Provisions and Group Health insurance
Standard Policy Provisions and Clauses
This section tests whether you can identify what belongs in a health policy, what must be disclosed clearly, and what kinds of provisions are not allowed.
Minimum Benefit Standards
Florida health insurance questions often distinguish between older plans and fully updated modern plans.
Grandfathered Plans
- A grandfathered plan is generally an older plan that has been allowed to keep certain legacy features because it existed before major health reform changes and has not materially changed.
- On the exam, this usually appears as a concept question rather than a deep technical one.
Example
A question says a plan has existed for many years and has not been significantly changed since before major federal reforms.
That should make you think grandfathered plan.
Non-Grandfathered Plans
- A non-grandfathered plan is a plan that is fully subject to newer consumer protections and modern coverage standards.
- On most exam questions, if the plan is described as current, modern, or fully regulated, you should assume it is non-grandfathered unless the question says otherwise.
Required and Optional Coverages
Florida recognizes that not every health product is the same. Some products are comprehensive, while others are limited benefit products.
The exam wants you to understand that difference.
What the exam is really testing
- Can you tell the difference between major medical coverage and limited coverage?
- Can you recognize when a limited product is being marketed improperly as though it were full medical coverage?
Prohibited Provisions
If a policy contains language that conflicts with Florida law, Florida law controls. That is one of the most important general principles in insurance regulation.
Example
If a health policy includes a clause attempting to waive a consumer protection required by Florida law, that clause will not be enforced.
Group Health Insurance
Group health insurance is another major exam topic because it raises questions about:
- Who qualifies as a group
- What happens when coverage ends
- How coordination of benefits works
- When conversion rights apply
Eligible Groups
Florida generally expects a group to exist for a legitimate reason beyond simply obtaining insurance.
Examples of valid groups include:
- Employer groups
- Legitimate associations
- Fraternals
- Certain blanket or activity-based groups
Continuation
Continuation means the insured may have the right to keep existing group coverage temporarily after separation from employment or another qualifying event.

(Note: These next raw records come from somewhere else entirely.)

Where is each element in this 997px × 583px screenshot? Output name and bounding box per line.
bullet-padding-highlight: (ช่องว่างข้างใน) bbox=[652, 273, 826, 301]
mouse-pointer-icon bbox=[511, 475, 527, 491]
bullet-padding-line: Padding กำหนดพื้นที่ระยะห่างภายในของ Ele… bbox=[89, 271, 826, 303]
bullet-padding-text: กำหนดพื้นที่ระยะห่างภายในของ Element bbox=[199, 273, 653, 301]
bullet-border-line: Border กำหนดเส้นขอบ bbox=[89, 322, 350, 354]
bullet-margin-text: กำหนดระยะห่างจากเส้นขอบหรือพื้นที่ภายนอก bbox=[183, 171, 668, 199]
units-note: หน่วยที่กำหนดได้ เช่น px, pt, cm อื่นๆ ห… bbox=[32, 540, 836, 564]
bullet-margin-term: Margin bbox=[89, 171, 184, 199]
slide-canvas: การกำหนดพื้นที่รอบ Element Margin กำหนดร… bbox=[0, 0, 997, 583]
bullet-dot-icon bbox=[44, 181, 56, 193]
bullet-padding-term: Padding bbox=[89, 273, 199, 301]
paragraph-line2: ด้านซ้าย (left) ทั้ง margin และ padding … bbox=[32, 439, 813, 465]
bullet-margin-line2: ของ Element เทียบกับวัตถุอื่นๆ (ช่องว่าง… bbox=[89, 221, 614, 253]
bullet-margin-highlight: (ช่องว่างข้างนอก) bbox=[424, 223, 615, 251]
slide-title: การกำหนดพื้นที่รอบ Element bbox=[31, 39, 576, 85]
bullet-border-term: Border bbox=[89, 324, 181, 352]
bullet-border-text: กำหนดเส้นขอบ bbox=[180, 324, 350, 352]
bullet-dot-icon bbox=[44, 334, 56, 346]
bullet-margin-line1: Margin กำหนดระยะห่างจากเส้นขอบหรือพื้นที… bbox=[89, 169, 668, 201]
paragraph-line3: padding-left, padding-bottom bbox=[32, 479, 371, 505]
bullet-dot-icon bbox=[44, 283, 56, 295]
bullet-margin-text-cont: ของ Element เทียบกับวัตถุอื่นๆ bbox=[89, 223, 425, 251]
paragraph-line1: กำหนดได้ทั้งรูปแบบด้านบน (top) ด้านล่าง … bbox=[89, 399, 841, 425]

This concept often appears in questions involving:
- Job loss
- Termination of eligibility
- Continuation deadlines
- Notice requirements
Conversion
Conversion is different.
Conversion means the insured has the right to change from group coverage to an individual policy, usually without evidence of insurability, if action is taken within the required time.
Easy way to remember
- Continuation: keep the group coverage temporarily
- Conversion: switch to an individual policy
Coordination of Benefits (COB)
Coordination of Benefits, or COB, is used when a person is covered by more than one health plan.
Its purpose is to determine the order in which benefits are paid so the insured does not receive more than the total loss.